September 30, 2011, 12:00 AM

Amazon's new tablet-friendly site design emphasizes simple search and navigation

Amazon's new tablet-friendly site design emphasizes simple search and navigation.

Allison Enright

Editor

Lead Photo

Long a leader of innovation in e-commerce, Amazon.com Inc. has always had one weak point that might be expected of an online mass merchant: its home page has been rather cluttered.

But now that's about to change, as Amazon began rolling out last month a new site design that reduces clutter and is easier to use for consumers shopping on iPads and other tablet computers. Other retailers will want to take note of the focus on tablets, experts say.

"What Amazon's doing is setting a precedent for what everyone else is going to have to do in a short time," says Dan Shust, director of emerging media at Resource Interactive, an e-commerce marketing and consulting firm. "It says if you are a retailer and you are not working on optimizing for tablets, you better because a lot more traffic will be coming from these devices in the next six months."

With its new site, Amazon has given over more of the home page to white space, giving it an almost airy feel. The retailer also made the search box larger and deemphasized the previous "shop by department" navigation option by consigning it to a pull-down menu.

Roughly 80% of Amazon customers use the site's search bar to find products, says Scot Wingo, CEO of ChannelAdvisor Corp., which helps online merchants sell through search engines, comparison shopping sites and online marketplaces. "Amazon has enlarged the search bar in this redesign to encourage that behavior," he says.

The change suggests that Amazon is preparing itself for the evolution of e-commerce, as typing in a search term is easier than accessing drop-down menus or complicated fly-out navigation bars for consumers who use touch-screen-based mobile devices such as iPads and iPhones, designers say. And with rumors heating up that Amazon soon will release its own tablet computer, it makes sense to make the changes now. "If they do in fact bring out a tablet, Amazon will want Amazon.com to look its best and function its best on that tablet," says Judy Foster, executive creative director of design firm Grand River Interactive. Experts add that such designs will also work well on other devices like laptops or desktop computers.

The new design also gives over more home page real estate to digitally delivered products and services offered by Amazon.
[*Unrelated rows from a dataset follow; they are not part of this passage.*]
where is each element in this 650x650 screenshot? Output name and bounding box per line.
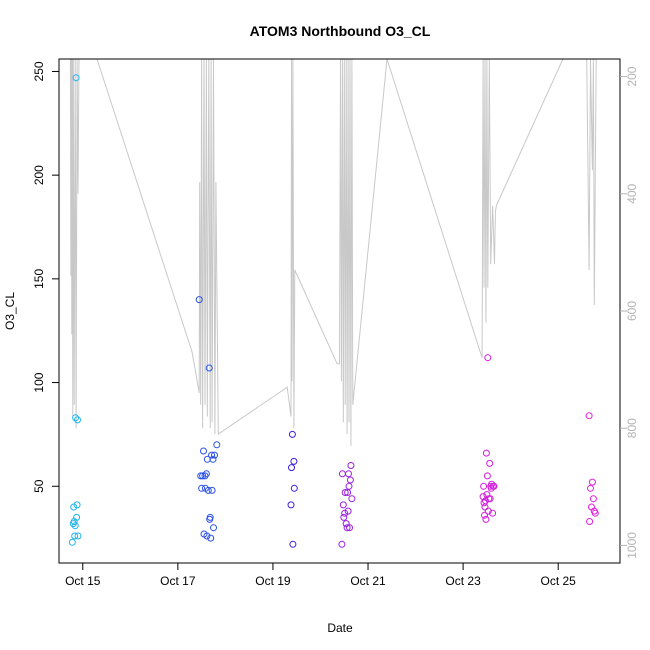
data-point <box>346 476 354 484</box>
y-axis-label: O3_CL <box>3 292 17 330</box>
data-point <box>342 520 350 528</box>
y2-tick-label: 1000 <box>625 532 639 559</box>
data-point <box>343 524 351 532</box>
data-point <box>208 451 216 459</box>
data-point <box>73 513 81 521</box>
data-point <box>202 470 210 478</box>
points-layer <box>68 74 599 548</box>
x-tick-label: Oct 25 <box>541 574 577 588</box>
data-point <box>73 501 81 509</box>
data-point <box>346 524 353 532</box>
data-point <box>290 457 298 465</box>
data-point <box>203 532 211 540</box>
data-point <box>338 470 346 478</box>
data-point <box>591 509 599 517</box>
data-point <box>483 472 491 480</box>
x-tick-label: Oct 19 <box>255 574 291 588</box>
data-point <box>345 470 352 478</box>
data-point <box>209 455 217 463</box>
data-point <box>195 296 203 304</box>
data-point <box>206 513 214 521</box>
x-axis-label: Date <box>327 621 353 635</box>
data-point <box>339 501 347 509</box>
y-tick-label: 200 <box>32 165 46 185</box>
data-point <box>482 449 490 457</box>
data-point <box>341 489 349 496</box>
data-point <box>481 503 489 511</box>
data-point <box>480 499 488 507</box>
data-point <box>480 482 488 490</box>
pressure-trace <box>69 58 597 446</box>
data-point <box>198 484 206 492</box>
data-point <box>205 364 213 372</box>
data-point <box>484 507 492 515</box>
data-point <box>489 509 497 517</box>
data-point <box>208 486 216 494</box>
y-tick-label: 250 <box>32 61 46 81</box>
data-point <box>68 538 76 546</box>
data-point <box>72 414 80 422</box>
chart-title: ATOM3 Northbound O3_CL <box>250 23 431 39</box>
data-point <box>586 518 594 525</box>
data-point <box>71 522 79 530</box>
data-point <box>288 464 295 472</box>
y2-tick-label: 600 <box>625 301 639 321</box>
data-point <box>347 462 355 469</box>
data-point <box>289 540 297 548</box>
x-tick-label: Oct 21 <box>350 574 386 588</box>
data-point <box>481 511 488 519</box>
data-point <box>200 447 207 455</box>
y-tick-label: 100 <box>32 372 46 392</box>
data-point <box>490 482 498 490</box>
data-point <box>585 412 593 420</box>
data-point <box>589 495 597 503</box>
x-tick-label: Oct 17 <box>160 574 196 588</box>
data-point <box>74 532 82 540</box>
data-point <box>338 540 346 548</box>
y2-axis: 200 400 600 800 1000 <box>620 66 639 559</box>
data-point <box>290 484 298 492</box>
data-point <box>344 507 352 515</box>
x-tick-label: Oct 23 <box>445 574 481 588</box>
data-point <box>199 472 207 480</box>
y-tick-label: 150 <box>32 269 46 289</box>
data-point <box>345 482 353 490</box>
data-point <box>484 354 492 362</box>
data-point <box>207 534 215 542</box>
y-axis: 50 100 150 200 250 <box>32 61 59 493</box>
data-point <box>587 484 594 492</box>
y2-tick-label: 400 <box>625 183 639 203</box>
data-point <box>72 74 80 82</box>
data-point <box>288 430 296 438</box>
data-point <box>340 513 348 521</box>
data-point <box>213 441 221 449</box>
data-point <box>482 515 490 523</box>
data-point <box>287 501 295 509</box>
data-point <box>486 459 494 467</box>
data-point <box>70 503 78 511</box>
data-point <box>71 532 79 540</box>
data-point <box>486 495 494 503</box>
data-point <box>211 451 218 459</box>
x-axis: Oct 15 Oct 17 Oct 19 Oct 21 Oct 23 Oct 25 <box>65 563 576 588</box>
y2-tick-label: 200 <box>625 66 639 86</box>
y-tick-label: 50 <box>32 479 46 493</box>
y2-tick-label: 800 <box>625 418 639 438</box>
x-tick-label: Oct 15 <box>65 574 101 588</box>
data-point <box>341 509 349 517</box>
data-point <box>588 478 596 486</box>
data-point <box>74 416 81 424</box>
data-point <box>210 524 217 532</box>
data-point <box>204 486 212 494</box>
pressure-trace-line <box>69 58 597 446</box>
data-point <box>348 495 356 503</box>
Links to Amazon's MP3 Store, Instant Video, Kindle Store, Cloud Player, Cloud Drive and Audible Audiobooks products and services appear on the home page as tabs arranged horizontally beneath the search box.

Consumers using touch screens can just tap the department name to get access to products in those categories rather than take two steps to touch the department name and scroll though subcategory options on a fly-out window as the previous design required.